Misiles norteamericanos contra una base de Al Qaeda.

Dieciocho muertos, entre ellos al menos cinco guerrilleross extranjeros, en la frontera de Pakistan con Afganistán por ataque de los EE.UU.
Presuntos misiles norteamericanos dejaron 18 muertos el viernes del lado paquistaní de la frontera con Afganistán, dijeron funcionarios de seguridad, los primeros ataques al bastión de Ak Qaeda desde que Barack Obama asumió la presidencia en Washington.

Al menos cinco milicianos extranjeros se cuentan entre los muertos en las acciones emprendidas por aviones no tripulados en dos áreas de la zona fronteriza, dijo un funcionario de inteligencia, quien no los identificó. Se carece de información de la identidad de las otras víctimas.

Los dirigentes de Pakistán habían expresado sus esperanzas de que Obama terminara con los ataques, pero pocos expertos esperan que le ponga fin a una táctica que de acuerdo con funcionarios estadounidenses ha causado la muerte de varios dirigentes de Al Qaeda y le está negando a la red terrorista un lugar seguro donde refugiarse.

Estados Unidos ha realizado más de 30 ataques con misiles en el interior de Pakistán desde agosto del año pasado, una andanada considerada como una muestra del malestar de la Casa Blanca respecto a los esfuerzos de Islamabad por controlar a los grupos extremistas que, de acuerdo con Washington, son culpables de la violencia en Afganistán. También se teme que puedan estar planeando ataques a Occidente.

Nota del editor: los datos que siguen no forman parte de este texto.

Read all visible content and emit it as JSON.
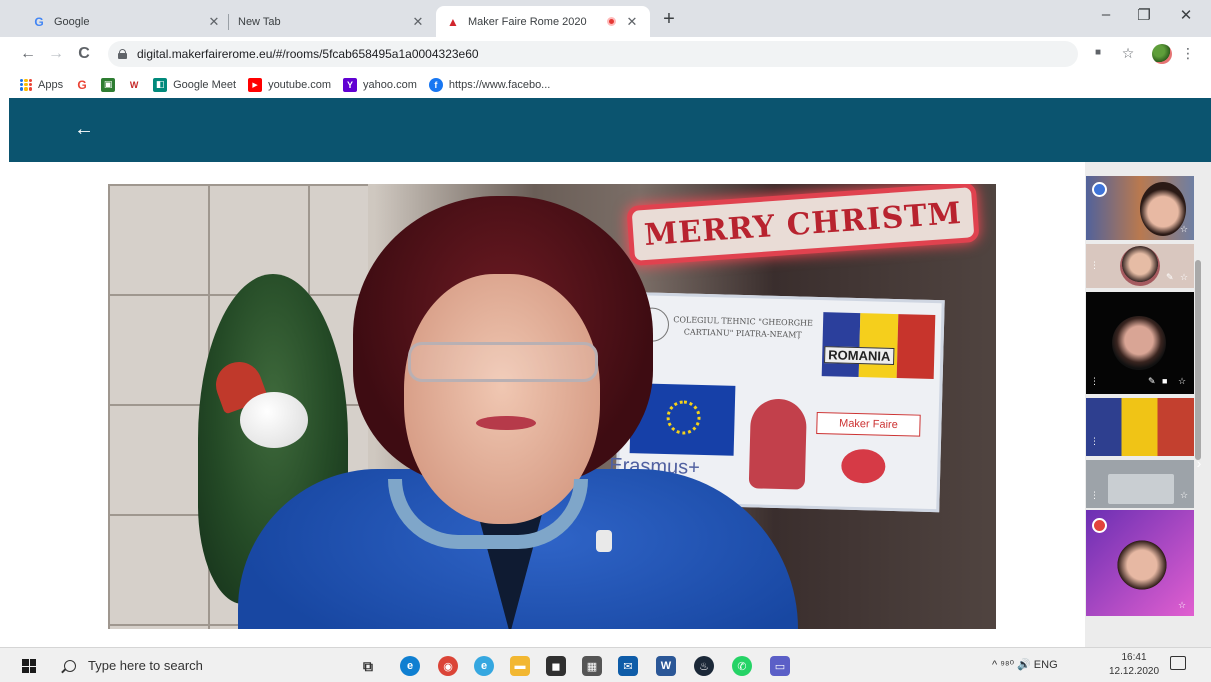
{
  "browser": {
    "tabs": [
      {
        "title": "Google",
        "favicon": "google-icon",
        "active": false
      },
      {
        "title": "New Tab",
        "favicon": "",
        "active": false
      },
      {
        "title": "Maker Faire Rome 2020",
        "favicon": "maker-faire-icon",
        "active": true,
        "recording": true
      }
    ],
    "new_tab_label": "+",
    "window_controls": {
      "minimize": "–",
      "restore": "❐",
      "close": "✕"
    },
    "nav": {
      "back": "←",
      "forward": "→",
      "reload": "C"
    },
    "url": "digital.makerfairerome.eu/#/rooms/5fcab658495a1a0004323e60",
    "toolbar_icons": {
      "camera": "■",
      "star": "☆",
      "menu": "⋮"
    }
  },
  "bookmarks": [
    {
      "label": "Apps",
      "icon": "apps-grid-icon"
    },
    {
      "label": "",
      "icon": "google-icon",
      "glyph": "G",
      "color": "#ea4335"
    },
    {
      "label": "",
      "icon": "image-bookmark-icon",
      "glyph": "▣",
      "color": "#2e7d32"
    },
    {
      "label": "",
      "icon": "w-bookmark-icon",
      "glyph": "W",
      "color": "#c62828"
    },
    {
      "label": "Google Meet",
      "icon": "google-meet-icon",
      "glyph": "◧",
      "color": "#00897b"
    },
    {
      "label": "youtube.com",
      "icon": "youtube-icon",
      "glyph": "▶",
      "color": "#ff0000"
    },
    {
      "label": "yahoo.com",
      "icon": "yahoo-icon",
      "glyph": "Y",
      "color": "#6001d2"
    },
    {
      "label": "https://www.facebo...",
      "icon": "facebook-icon",
      "glyph": "f",
      "color": "#1877f2"
    }
  ],
  "app": {
    "header_color": "#0b546f",
    "back_label": "←"
  },
  "video": {
    "banner_text": "MERRY CHRISTM",
    "poster": {
      "school": "COLEGIUL TEHNIC \"GHEORGHE CARTIANU\" PIATRA-NEAMȚ",
      "country": "ROMANIA",
      "program": "Erasmus+",
      "event": "Maker Faire"
    }
  },
  "taskbar": {
    "search_placeholder": "Type here to search",
    "tray_text": "^  ⁹⁸⁰  🔊  ENG",
    "time": "16:41",
    "date": "12.12.2020",
    "apps": [
      {
        "name": "task-view-icon",
        "glyph": "⧉",
        "color": "#3a3a3a"
      },
      {
        "name": "edge-icon",
        "glyph": "e",
        "color": "#0f7fd1"
      },
      {
        "name": "chrome-icon",
        "glyph": "◉",
        "color": "#db4437"
      },
      {
        "name": "ie-icon",
        "glyph": "e",
        "color": "#35a7e0"
      },
      {
        "name": "file-explorer-icon",
        "glyph": "▬",
        "color": "#f2b731"
      },
      {
        "name": "store-icon",
        "glyph": "◼",
        "color": "#303030"
      },
      {
        "name": "calculator-icon",
        "glyph": "▦",
        "color": "#555"
      },
      {
        "name": "mail-icon",
        "glyph": "✉",
        "color": "#0e5ca8"
      },
      {
        "name": "word-icon",
        "glyph": "W",
        "color": "#2b5797"
      },
      {
        "name": "steam-icon",
        "glyph": "♨",
        "color": "#1b2838"
      },
      {
        "name": "whatsapp-icon",
        "glyph": "✆",
        "color": "#25d366"
      },
      {
        "name": "chat-icon",
        "glyph": "▭",
        "color": "#5b5fc7"
      }
    ]
  }
}
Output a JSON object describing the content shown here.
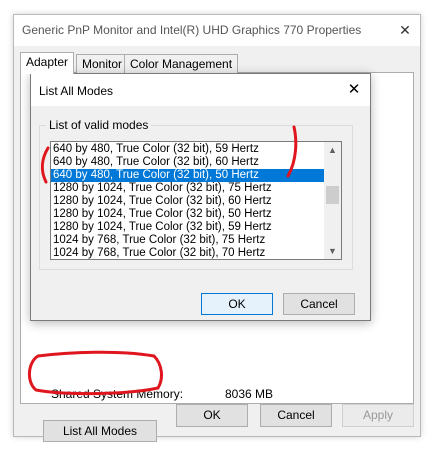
{
  "properties_window": {
    "title": "Generic PnP Monitor and Intel(R) UHD Graphics 770 Properties",
    "tabs": [
      {
        "label": "Adapter",
        "active": true
      },
      {
        "label": "Monitor",
        "active": false
      },
      {
        "label": "Color Management",
        "active": false
      }
    ],
    "shared_memory_label": "Shared System Memory:",
    "shared_memory_value": "8036 MB",
    "list_all_modes_label": "List All Modes",
    "ok_label": "OK",
    "cancel_label": "Cancel",
    "apply_label": "Apply"
  },
  "dialog": {
    "title": "List All Modes",
    "group_label": "List of valid modes",
    "modes": [
      "640 by 480, True Color (32 bit), 59 Hertz",
      "640 by 480, True Color (32 bit), 60 Hertz",
      "640 by 480, True Color (32 bit), 50 Hertz",
      "1280 by 1024, True Color (32 bit), 75 Hertz",
      "1280 by 1024, True Color (32 bit), 60 Hertz",
      "1280 by 1024, True Color (32 bit), 50 Hertz",
      "1280 by 1024, True Color (32 bit), 59 Hertz",
      "1024 by 768, True Color (32 bit), 75 Hertz",
      "1024 by 768, True Color (32 bit), 70 Hertz"
    ],
    "selected_index": 2,
    "ok_label": "OK",
    "cancel_label": "Cancel"
  },
  "colors": {
    "selection": "#0078d7",
    "annotation": "#e0161e"
  },
  "icons": {
    "close": "close-icon",
    "scroll_up": "chevron-up-icon",
    "scroll_down": "chevron-down-icon"
  }
}
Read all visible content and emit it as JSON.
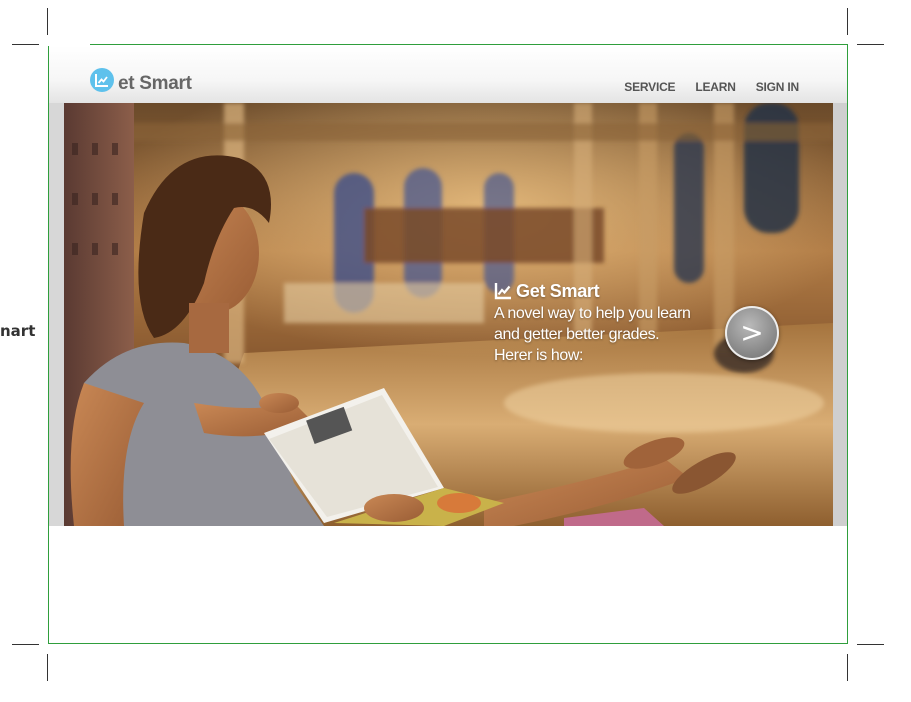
{
  "side_label": "nart",
  "header": {
    "logo_text": "et Smart",
    "nav": [
      "SERVICE",
      "LEARN",
      "SIGN IN"
    ]
  },
  "hero": {
    "title": "Get Smart",
    "lines": [
      "A novel way to help you learn",
      "and getter better grades.",
      "Herer is how:"
    ],
    "next_label": ">"
  },
  "colors": {
    "accent": "#5ec1ec",
    "frame": "#2f9e3c",
    "nav_text": "#555555"
  },
  "icons": [
    "chart-icon",
    "chevron-right-icon"
  ]
}
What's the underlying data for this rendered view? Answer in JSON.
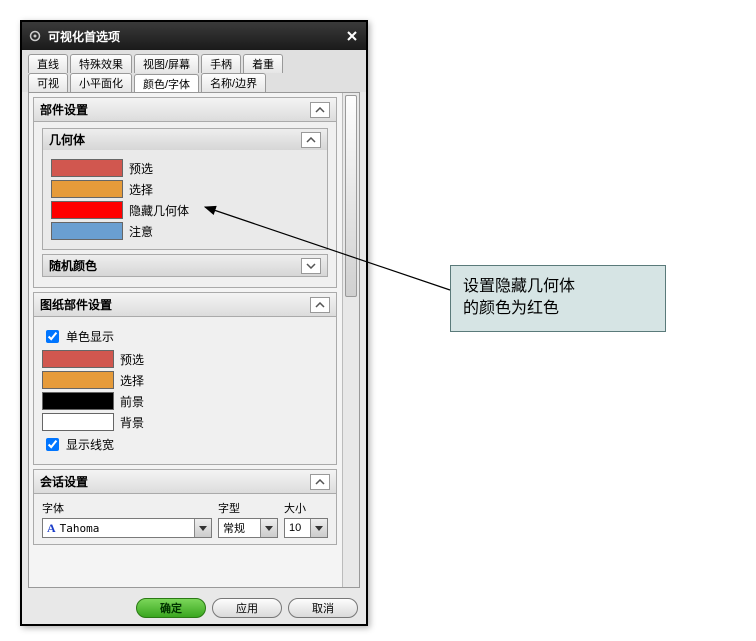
{
  "window": {
    "title": "可视化首选项"
  },
  "tabs_row1": [
    "直线",
    "特殊效果",
    "视图/屏幕",
    "手柄",
    "着重"
  ],
  "tabs_row2": [
    "可视",
    "小平面化",
    "颜色/字体",
    "名称/边界"
  ],
  "active_tab": "颜色/字体",
  "sections": {
    "part_settings": {
      "title": "部件设置"
    },
    "geometry": {
      "title": "几何体",
      "rows": [
        {
          "color": "#d1574f",
          "label": "预选"
        },
        {
          "color": "#e69b3a",
          "label": "选择"
        },
        {
          "color": "#ff0000",
          "label": "隐藏几何体"
        },
        {
          "color": "#6a9fd1",
          "label": "注意"
        }
      ]
    },
    "random_color": {
      "title": "随机颜色"
    },
    "drawing_part_settings": {
      "title": "图纸部件设置",
      "monochrome_label": "单色显示",
      "monochrome_checked": true,
      "rows": [
        {
          "color": "#d1574f",
          "label": "预选"
        },
        {
          "color": "#e69b3a",
          "label": "选择"
        },
        {
          "color": "#000000",
          "label": "前景"
        },
        {
          "color": "#ffffff",
          "label": "背景"
        }
      ],
      "linewidth_label": "显示线宽",
      "linewidth_checked": true
    },
    "session": {
      "title": "会话设置",
      "font_label": "字体",
      "font_value": "Tahoma",
      "style_label": "字型",
      "style_value": "常规",
      "size_label": "大小",
      "size_value": "10"
    }
  },
  "buttons": {
    "ok": "确定",
    "apply": "应用",
    "cancel": "取消"
  },
  "callout": {
    "line1": "设置隐藏几何体",
    "line2": "的颜色为红色"
  }
}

Pakistán se ha quejado de los ataques en el noroeste de su territorio, señalándolos como violaciones a su soberanía que suelen matar civiles y afectar su propia campaña contra los terroristas, quienes también han realizado cruentos ataques a objetivos nacionales.

Sin embargo, muchos expertos consideran que el gobierno está de acuerdo en secreto con la táctica empleada y quizás proporciona informes de espionaje en torno a dichos blancos, al señalar que el que Islamabad admita ayudar en los ataques resultaría políticamente dañino.

El primer ataque del viernes ocurrió en la población de Zharki, en la provincia de Waziristán del Norte, cuando un avión a control remoto disparó tres misiles en apenas 10 minutos, dijeron los funcionarios de seguridad nacional.

Los misiles destruyeron dos edificios, dejando 10 muertos, de los cuales al menos cinco eran rebeldes de origen extranjero, dijeron los funcionarios, los cuales pidieron guardar el anonimato porque no estaban autorizados a hablar con los medios.

Horas más tarde, un segundo misil alcanzó una casa en Waziristán del Sur, dejando ocho muertos, dijeron las fuentes, sin dar más detalles.

Estados Unidos no reconoce haber lanzado los misiles, que se consideran serían en su mayoría lanzados por aviones robot controlados por la CIA, enviados desde el vecino Afganistán.